Colm O Hare, 14 Apr 2004
Her last album, 2001’s Yola, saw Eleanor McEvoy move away from the electric pop rock of her major label days to the more rootsy, acoustic approach of her earlier work. It was a wise decision, both artistically and commercially; the success of that album (particularly in the UK where it won several awards) opened up a whole new audience for the Wexford based singer-songwriter.
Early Hours follows in much in the same vein, albeit with a much stronger jazz influence than its predecessor. Collaborating closely with her keyboard player Brian Connor, the album also features long-time associates Calum McColl, Liam Bradley and Nicky Scott. As with virtually everything she has done to date, the songs here are immaculately crafted, sympathetically arranged and beautifully recorded.
Muted trumpet, cascading piano and brush-stroke rhythms underpin the opener ‘You’ll Hear Better Songs (Than This)’ which sets the tone for much of what follows. The sultry, late-night mood is continued on an inspired interpretation of Chuck Berry’s ‘Memphis Tennessee’ - the piano and bass arrangement making it sound like a cut from Miles Davis’ Kind Of Blue album. Things move up a notch or two on the pleasant, mid-tempo pop of the recent single, ‘I’ll Be Willing’, while a traditionally based instrumental, ‘Driving Home From Butlers’, showcases her fiddle playing.
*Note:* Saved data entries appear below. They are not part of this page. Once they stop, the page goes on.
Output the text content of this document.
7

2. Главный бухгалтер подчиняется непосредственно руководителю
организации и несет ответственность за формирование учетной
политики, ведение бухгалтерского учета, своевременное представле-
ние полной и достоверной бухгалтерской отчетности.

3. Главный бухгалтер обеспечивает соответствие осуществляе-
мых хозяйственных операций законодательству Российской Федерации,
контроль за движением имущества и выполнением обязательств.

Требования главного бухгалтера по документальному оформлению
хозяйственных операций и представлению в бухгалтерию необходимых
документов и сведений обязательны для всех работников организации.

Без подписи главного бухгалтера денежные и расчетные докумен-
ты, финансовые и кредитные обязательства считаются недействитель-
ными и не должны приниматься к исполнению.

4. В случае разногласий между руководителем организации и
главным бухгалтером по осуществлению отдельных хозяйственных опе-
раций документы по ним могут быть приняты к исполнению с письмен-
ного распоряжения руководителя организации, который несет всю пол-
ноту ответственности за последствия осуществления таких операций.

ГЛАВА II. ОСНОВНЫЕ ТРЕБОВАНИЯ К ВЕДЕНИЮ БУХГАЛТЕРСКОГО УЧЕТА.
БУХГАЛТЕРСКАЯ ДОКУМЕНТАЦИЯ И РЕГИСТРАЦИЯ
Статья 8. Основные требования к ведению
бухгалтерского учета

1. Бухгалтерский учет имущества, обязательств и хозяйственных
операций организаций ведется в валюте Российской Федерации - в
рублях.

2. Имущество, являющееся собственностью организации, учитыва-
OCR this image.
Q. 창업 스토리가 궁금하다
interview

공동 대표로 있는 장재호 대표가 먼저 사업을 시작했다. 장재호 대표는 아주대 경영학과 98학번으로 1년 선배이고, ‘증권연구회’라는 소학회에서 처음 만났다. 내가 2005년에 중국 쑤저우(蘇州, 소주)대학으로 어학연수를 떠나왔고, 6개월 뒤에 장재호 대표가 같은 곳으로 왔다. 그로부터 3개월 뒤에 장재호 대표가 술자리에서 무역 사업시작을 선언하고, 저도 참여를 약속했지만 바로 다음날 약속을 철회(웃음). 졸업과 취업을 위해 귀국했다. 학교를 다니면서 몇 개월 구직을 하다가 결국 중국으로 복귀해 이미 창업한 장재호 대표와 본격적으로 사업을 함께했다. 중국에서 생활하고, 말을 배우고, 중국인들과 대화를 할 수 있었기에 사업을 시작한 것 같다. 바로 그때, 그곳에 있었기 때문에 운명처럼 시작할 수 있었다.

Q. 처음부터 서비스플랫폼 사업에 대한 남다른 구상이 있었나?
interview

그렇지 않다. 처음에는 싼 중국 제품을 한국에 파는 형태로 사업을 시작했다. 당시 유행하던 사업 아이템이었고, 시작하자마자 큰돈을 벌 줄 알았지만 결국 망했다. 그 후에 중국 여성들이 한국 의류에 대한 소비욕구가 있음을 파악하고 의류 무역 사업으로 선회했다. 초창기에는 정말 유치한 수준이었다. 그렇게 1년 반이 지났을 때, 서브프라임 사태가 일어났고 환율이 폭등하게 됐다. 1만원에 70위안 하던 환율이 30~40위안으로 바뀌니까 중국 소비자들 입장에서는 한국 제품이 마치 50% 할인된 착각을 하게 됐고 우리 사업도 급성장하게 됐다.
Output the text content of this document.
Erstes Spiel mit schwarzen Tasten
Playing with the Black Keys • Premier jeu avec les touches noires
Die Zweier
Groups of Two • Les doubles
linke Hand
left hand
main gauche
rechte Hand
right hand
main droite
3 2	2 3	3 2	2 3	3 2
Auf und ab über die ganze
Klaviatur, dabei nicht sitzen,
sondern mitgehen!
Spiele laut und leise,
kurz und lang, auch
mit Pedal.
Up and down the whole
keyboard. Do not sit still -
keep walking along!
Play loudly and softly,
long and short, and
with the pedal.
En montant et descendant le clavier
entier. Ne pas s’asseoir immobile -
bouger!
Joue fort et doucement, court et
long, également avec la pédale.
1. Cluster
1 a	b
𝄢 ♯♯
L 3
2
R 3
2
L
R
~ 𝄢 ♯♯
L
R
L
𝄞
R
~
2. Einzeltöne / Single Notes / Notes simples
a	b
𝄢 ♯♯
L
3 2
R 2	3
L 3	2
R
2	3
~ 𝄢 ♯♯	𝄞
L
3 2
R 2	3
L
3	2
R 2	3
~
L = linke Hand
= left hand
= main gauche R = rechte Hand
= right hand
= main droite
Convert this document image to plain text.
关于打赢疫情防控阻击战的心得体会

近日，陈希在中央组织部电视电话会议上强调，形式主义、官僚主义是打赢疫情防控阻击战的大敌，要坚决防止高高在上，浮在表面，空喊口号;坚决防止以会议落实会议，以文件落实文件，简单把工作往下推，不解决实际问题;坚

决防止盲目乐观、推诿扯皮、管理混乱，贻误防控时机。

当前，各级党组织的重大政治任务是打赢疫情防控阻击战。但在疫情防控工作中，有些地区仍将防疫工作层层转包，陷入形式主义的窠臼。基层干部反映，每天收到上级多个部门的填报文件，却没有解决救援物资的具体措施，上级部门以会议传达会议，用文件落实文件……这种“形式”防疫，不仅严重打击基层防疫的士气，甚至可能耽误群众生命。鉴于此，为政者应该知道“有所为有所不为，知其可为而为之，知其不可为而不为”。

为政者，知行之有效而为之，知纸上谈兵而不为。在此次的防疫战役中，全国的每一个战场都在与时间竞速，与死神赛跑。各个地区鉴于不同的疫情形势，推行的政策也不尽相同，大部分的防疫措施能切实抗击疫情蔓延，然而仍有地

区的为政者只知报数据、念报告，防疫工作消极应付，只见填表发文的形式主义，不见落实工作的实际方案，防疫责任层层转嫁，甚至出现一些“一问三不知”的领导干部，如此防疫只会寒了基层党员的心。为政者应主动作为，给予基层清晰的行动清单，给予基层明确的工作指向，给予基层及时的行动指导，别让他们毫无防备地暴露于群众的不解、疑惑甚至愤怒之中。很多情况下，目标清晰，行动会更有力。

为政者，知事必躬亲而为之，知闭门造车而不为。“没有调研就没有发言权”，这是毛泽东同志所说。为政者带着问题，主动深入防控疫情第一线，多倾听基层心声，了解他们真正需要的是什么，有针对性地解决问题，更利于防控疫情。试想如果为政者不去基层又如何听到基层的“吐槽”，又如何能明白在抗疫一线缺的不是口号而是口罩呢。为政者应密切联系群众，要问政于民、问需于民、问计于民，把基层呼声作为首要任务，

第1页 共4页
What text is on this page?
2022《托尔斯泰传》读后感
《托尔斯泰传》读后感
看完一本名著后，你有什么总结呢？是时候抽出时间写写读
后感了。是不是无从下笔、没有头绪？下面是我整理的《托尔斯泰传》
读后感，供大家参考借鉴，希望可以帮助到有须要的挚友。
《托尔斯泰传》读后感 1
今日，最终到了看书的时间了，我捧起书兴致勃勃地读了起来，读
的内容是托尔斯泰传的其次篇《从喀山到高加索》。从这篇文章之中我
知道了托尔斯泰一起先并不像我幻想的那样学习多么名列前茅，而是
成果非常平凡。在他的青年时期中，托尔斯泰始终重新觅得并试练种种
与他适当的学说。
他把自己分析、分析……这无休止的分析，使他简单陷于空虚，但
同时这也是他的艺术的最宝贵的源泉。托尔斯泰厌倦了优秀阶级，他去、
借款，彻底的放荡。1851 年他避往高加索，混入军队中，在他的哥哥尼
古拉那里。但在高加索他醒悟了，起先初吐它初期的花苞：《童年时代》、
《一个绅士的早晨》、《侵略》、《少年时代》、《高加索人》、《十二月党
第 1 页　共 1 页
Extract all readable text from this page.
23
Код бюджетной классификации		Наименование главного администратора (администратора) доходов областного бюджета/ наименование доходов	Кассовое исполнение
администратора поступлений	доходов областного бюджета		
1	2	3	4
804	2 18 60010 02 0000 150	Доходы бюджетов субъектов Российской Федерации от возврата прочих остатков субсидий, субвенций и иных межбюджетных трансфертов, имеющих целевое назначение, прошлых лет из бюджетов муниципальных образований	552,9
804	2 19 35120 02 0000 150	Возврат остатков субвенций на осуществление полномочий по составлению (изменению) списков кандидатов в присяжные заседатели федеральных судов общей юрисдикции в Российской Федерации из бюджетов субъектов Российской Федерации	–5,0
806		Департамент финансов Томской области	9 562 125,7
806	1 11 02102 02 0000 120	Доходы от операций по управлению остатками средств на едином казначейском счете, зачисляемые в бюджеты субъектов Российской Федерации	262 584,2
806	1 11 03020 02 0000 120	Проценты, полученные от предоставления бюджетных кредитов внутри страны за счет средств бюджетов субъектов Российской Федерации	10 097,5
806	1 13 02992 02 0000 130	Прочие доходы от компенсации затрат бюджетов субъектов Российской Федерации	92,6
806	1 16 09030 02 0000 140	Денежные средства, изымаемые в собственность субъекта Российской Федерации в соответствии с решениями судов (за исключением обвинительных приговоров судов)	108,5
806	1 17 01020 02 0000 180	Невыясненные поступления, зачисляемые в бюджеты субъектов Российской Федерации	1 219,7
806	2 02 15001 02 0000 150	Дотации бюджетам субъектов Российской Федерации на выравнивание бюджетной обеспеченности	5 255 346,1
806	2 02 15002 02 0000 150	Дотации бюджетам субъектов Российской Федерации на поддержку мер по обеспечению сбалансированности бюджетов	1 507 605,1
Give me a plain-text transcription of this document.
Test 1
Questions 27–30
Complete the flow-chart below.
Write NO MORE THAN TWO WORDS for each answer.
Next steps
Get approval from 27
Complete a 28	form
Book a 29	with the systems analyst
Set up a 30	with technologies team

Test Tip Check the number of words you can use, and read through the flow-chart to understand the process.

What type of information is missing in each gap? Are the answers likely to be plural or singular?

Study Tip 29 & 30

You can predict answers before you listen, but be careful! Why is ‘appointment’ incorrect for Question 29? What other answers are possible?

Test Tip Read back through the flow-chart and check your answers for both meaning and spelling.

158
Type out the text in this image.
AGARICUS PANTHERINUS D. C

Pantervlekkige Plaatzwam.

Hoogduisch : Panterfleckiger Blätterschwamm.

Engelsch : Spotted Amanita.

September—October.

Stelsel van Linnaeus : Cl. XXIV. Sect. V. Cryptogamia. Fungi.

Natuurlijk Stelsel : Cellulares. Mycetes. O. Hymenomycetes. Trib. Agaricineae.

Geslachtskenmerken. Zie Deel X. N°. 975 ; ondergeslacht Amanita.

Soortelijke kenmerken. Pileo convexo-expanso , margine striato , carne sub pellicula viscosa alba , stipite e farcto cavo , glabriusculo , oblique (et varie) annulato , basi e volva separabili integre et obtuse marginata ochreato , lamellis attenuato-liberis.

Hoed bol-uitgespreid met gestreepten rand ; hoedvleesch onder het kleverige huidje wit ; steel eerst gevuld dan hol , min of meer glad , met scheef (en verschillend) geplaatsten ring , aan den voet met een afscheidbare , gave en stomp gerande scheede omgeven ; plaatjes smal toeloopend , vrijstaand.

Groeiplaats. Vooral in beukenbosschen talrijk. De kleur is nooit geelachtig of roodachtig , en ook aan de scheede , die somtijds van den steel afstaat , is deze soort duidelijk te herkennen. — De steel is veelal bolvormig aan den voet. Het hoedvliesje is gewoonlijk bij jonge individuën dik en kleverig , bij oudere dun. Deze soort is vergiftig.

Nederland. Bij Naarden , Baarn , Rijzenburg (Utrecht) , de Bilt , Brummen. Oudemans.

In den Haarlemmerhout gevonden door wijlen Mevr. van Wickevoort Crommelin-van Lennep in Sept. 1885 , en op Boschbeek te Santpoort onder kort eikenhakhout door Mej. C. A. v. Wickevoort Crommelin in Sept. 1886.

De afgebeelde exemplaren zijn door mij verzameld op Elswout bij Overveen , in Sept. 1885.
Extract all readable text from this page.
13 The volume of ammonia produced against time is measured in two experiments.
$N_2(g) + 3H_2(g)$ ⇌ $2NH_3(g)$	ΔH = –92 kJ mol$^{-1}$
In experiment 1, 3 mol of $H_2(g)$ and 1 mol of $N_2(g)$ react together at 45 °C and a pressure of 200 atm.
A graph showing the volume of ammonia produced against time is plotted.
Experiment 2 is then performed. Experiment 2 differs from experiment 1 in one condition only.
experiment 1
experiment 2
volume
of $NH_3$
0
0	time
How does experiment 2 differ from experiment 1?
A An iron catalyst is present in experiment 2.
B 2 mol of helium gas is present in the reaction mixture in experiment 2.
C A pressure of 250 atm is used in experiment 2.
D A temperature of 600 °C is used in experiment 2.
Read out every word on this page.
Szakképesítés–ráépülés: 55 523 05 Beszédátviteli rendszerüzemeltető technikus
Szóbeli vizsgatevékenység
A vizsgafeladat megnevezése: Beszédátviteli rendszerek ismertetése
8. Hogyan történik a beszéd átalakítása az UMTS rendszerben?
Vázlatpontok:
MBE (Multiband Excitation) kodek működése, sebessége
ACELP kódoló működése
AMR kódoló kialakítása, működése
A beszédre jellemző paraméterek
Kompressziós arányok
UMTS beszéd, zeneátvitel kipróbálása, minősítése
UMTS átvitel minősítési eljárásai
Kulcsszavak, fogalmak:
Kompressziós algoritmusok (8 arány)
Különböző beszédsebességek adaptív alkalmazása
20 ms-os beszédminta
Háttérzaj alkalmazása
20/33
McEvoy’s lyrical themes concern the human condition – love, happiness, and sadness, but she also tackles subjects such as religious devotion (‘Ave Maria’) and the death of a close friend on the poignant ‘Slipping Away’. The low-key mood is broken only by ‘Days Roll By’ a dance-pop number with a full band arrangement. A version of Bert Jansch’s ‘Where Did My Life Go’ is a brave choice and a beautiful song – but the absolute highlight and one of the best songs she’s ever written is the gorgeously melodic and heart-rending ‘Make Mine A Small One’.
Early Hours is released on what’s known as a “hybrid, multi-channel Super Audio CD” (also playable on standard CD players). The surround SACD mix alone will make this one for the audio-philes, but that apart this is surely Eleanor McEvoy’s best album to date.